Nuclear fusion

From top, left to right
  1. The Sun, powered by the proton-proton fusion chain
  2. Antares, a star massive enough for silicon burning
  3. Castle Bravo, the largest US fusion weapon test
  4. Greenhouse George's Cylinder device, the first artificial thermonuclear fusion experiment
  5. Ivy Mike's Sausage device, the first Teller-Ulam bomb
  6. Fusion plasma in China's Experimental Advanced Superconducting Tokamak
  7. The National Ignition Facility, the world's largest inertial confinement fusion experiment

Nuclear fusion is a reaction in which two or more atomic nuclei combine to form a larger nuclei, nuclei/neutron by-products. The difference in mass between the reactants and products is manifested as either the release or absorption of energy. This difference in mass arises as a result of the difference in nuclear binding energy between the atomic nuclei before and after the fusion reaction. Nuclear fusion is the process that powers all active stars, via many reaction pathways.

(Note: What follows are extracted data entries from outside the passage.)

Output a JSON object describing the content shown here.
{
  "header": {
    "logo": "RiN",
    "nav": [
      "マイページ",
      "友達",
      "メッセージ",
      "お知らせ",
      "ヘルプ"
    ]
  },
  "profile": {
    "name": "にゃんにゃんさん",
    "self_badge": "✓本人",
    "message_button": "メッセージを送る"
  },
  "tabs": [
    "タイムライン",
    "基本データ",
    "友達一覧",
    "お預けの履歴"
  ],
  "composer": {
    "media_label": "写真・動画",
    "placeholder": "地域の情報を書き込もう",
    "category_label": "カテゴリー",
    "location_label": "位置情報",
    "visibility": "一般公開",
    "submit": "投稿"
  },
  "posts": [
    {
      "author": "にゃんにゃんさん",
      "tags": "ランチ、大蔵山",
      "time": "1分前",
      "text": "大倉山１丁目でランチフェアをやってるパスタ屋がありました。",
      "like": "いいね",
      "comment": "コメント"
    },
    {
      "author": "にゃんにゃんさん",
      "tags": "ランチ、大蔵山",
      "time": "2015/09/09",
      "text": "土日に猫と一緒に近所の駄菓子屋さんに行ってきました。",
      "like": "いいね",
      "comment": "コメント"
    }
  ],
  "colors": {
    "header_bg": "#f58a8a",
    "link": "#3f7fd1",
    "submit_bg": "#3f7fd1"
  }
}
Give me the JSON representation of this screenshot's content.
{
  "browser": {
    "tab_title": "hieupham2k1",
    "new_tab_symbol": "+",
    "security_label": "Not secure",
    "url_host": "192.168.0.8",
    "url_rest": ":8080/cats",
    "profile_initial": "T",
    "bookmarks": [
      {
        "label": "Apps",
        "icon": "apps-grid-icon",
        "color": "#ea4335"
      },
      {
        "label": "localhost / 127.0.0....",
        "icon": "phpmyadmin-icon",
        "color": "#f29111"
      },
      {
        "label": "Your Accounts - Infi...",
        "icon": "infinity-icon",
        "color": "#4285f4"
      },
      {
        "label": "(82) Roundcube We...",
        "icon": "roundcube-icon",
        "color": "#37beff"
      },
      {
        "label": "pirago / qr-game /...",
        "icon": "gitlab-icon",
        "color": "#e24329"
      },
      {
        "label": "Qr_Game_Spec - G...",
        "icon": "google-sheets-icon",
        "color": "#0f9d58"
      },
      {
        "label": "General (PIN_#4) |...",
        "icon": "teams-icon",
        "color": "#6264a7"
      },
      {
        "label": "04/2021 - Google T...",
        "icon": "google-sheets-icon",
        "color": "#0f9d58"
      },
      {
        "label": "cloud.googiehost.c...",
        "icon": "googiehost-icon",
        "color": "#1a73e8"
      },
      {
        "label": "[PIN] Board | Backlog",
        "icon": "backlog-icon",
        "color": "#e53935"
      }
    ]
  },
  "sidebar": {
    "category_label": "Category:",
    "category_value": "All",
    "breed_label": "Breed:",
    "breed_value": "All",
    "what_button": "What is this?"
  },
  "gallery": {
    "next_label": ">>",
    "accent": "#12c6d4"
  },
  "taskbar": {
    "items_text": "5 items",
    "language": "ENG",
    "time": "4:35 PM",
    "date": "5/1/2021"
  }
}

Fusion processes require an extremely large triple product of temperature, density, and confinement time. These conditions occur only in stellar cores, advanced nuclear weapons, and are approached in fusion power experiments.

A nuclear fusion process that produces atomic nuclei lighter than nickel-62 is generally exothermic, due to the positive gradient of the nuclear binding energy curve. The most fusible nuclei are among the lightest, especially deuterium, tritium, and helium-3. The opposite process, nuclear fission, is most energetic for very heavy nuclei, especially the actinides.

Applications of fusion include fusion power, thermonuclear weapons, boosted fission weapons, neutron sources, and superheavy element production.